Pilpres 2024 Akan Dahsyat Jika Gatot-Anies Dipersatukan

Gatot Nurmantyo dan Anies Baswedan
Gatot Nurmantyo dan Anies Baswedan

Jakarta, Akuratnews.com - Pakar Hukum Tata Negara Refly Harun juga turut menyikapi dinamika politik yang terjadi satu bulan terakhir. Nama Prabowo Subianto dari kalangan militer masih menjadi perhatian untuk kontestasi Pilpres 2024 mendatang.

Namun kini ada nama Jenderal (purn) Gatot Nurmantyo yang semakin menunjukkan eksistensi melalui civilians valeu-nya. Bahkan, kini Gatot dianggap salah satu sosok yang bisa bersaing dengan Letjen (Purn) Prabowo Subianto dari kalangan militer.

"Kita tahu bahwa kalau kita bilang Kampret, kehilangan penghulu. Prabowo yang diharapkan stay untuk berada di luar pemerintahan memimpin oposisi, tapi menjadi menteri pertahanan. Jadi Prabowo merendahkan diri, dengan jadi seorang menteri," ujar Refly dalam video yang diunggah channel YouTube Refly Harun.

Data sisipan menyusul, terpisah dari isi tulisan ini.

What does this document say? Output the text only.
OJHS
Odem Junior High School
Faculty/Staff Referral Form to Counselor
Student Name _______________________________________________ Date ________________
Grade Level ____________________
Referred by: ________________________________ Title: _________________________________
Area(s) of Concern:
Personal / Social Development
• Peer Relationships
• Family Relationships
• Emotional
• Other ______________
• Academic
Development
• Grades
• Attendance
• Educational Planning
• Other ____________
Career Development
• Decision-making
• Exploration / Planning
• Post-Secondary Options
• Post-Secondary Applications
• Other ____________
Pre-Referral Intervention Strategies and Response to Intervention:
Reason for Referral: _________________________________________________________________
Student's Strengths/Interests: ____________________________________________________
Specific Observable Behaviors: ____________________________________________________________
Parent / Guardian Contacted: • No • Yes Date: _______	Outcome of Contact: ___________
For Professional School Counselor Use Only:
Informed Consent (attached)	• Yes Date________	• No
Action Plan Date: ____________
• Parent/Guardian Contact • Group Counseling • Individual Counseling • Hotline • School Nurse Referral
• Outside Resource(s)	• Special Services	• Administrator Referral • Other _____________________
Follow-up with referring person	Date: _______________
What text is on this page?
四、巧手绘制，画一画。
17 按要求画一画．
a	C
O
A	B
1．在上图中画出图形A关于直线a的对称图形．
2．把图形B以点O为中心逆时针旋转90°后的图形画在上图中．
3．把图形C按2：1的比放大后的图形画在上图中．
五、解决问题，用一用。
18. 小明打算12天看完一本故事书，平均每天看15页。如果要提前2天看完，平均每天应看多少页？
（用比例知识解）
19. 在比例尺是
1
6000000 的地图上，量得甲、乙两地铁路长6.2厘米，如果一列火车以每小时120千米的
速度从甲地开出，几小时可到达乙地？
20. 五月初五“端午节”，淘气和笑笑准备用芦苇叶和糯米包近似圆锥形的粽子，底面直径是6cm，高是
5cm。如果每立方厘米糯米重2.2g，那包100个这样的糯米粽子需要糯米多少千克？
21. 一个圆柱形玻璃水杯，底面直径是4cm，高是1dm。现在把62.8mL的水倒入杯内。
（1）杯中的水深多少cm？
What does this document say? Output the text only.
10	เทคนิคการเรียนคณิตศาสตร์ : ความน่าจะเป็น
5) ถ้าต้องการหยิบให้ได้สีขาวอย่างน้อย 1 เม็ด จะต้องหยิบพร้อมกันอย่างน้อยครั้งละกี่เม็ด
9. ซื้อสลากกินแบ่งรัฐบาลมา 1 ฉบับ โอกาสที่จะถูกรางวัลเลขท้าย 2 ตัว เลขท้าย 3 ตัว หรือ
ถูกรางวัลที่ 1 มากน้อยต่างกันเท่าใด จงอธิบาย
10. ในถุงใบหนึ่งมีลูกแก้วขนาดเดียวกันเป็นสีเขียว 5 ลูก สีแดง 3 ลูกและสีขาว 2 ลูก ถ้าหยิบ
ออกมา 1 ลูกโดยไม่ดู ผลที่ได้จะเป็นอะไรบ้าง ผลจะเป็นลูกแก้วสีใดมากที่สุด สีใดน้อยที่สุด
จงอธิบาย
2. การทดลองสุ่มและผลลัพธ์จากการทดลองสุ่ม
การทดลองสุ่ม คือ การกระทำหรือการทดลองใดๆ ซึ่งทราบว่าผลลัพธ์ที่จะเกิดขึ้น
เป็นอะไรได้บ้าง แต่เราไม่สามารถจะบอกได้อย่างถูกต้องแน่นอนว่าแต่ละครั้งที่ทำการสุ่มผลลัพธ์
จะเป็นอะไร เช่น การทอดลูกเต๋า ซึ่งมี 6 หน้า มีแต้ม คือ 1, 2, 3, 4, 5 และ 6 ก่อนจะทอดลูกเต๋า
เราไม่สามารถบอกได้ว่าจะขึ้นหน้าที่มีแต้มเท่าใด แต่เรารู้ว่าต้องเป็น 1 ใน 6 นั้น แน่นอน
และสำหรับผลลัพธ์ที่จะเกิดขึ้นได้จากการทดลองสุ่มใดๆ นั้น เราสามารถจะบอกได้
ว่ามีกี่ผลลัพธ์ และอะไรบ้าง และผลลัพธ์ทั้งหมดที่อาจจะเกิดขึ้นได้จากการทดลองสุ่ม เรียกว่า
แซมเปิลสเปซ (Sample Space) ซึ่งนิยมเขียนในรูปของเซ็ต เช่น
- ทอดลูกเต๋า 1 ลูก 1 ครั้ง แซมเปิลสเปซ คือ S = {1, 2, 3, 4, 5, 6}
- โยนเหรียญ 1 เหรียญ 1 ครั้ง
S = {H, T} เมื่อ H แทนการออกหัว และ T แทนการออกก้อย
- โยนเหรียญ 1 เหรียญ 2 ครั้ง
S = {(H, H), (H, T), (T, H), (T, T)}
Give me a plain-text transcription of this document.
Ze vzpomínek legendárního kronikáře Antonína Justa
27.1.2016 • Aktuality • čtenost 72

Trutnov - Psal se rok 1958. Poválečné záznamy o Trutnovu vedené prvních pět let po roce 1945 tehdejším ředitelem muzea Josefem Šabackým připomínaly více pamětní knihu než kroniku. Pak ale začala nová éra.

"Belum tentu dia tidak sukses. Sukses menjadi menhan dan akan jadi putra mahkota dalam pilpres 2024."

Namun jika Prabowo mengikuti pemilihan di 2024, tentu bukan lagi seorang Prabowo seperti kontestasi 2019. Jelas banyak keraguan dari pengikutnya saat itu. Bisa saja, kata Refly, Prabowo akan masuk dalam lingkaran Jokowi.

"Prabowo bisa jadi anak emas Jokowi, dan juga anak emas Megawati. Bukan tidak mungkin Prabowo-Puan 2P, maju ke medan pertempuran. Dengan syarat elektabilitas Prabowo nomor 1," pungkasnya.

Ia melanjutkan, ada nama Anies Baswedan yang kini justru didukung oleh mantan pendukung rabowo Subainto. Tapi akhir-akhir ini mencuat nama Gatot Nurmantyo dan ada kemungkininan diperhitungkan pada 2024, karena mantan Panglima TNI.

"Akan dahsyat, kalau Gatot-Anies dipersatukan sebagai simbol perlawanan rezim. Namun siapa yang akan menjadi nomor dua? Bisa jadi seperti Megawati-Prabowo," kata dia.

"Jadi semakin sering Gatot dihadang, maka dia akan bertambah populer, Itu potensial untuk membesar. Bisa saja sekarang survei-survei masih mengunggulkan, Prabowo, Anies Baswedan, Ganjar Pranowo, Ridwan Kamil, bisa saja besok-besok ada nama Gatot Nurmantyo," pungkas mantan komut Pelindo I itu.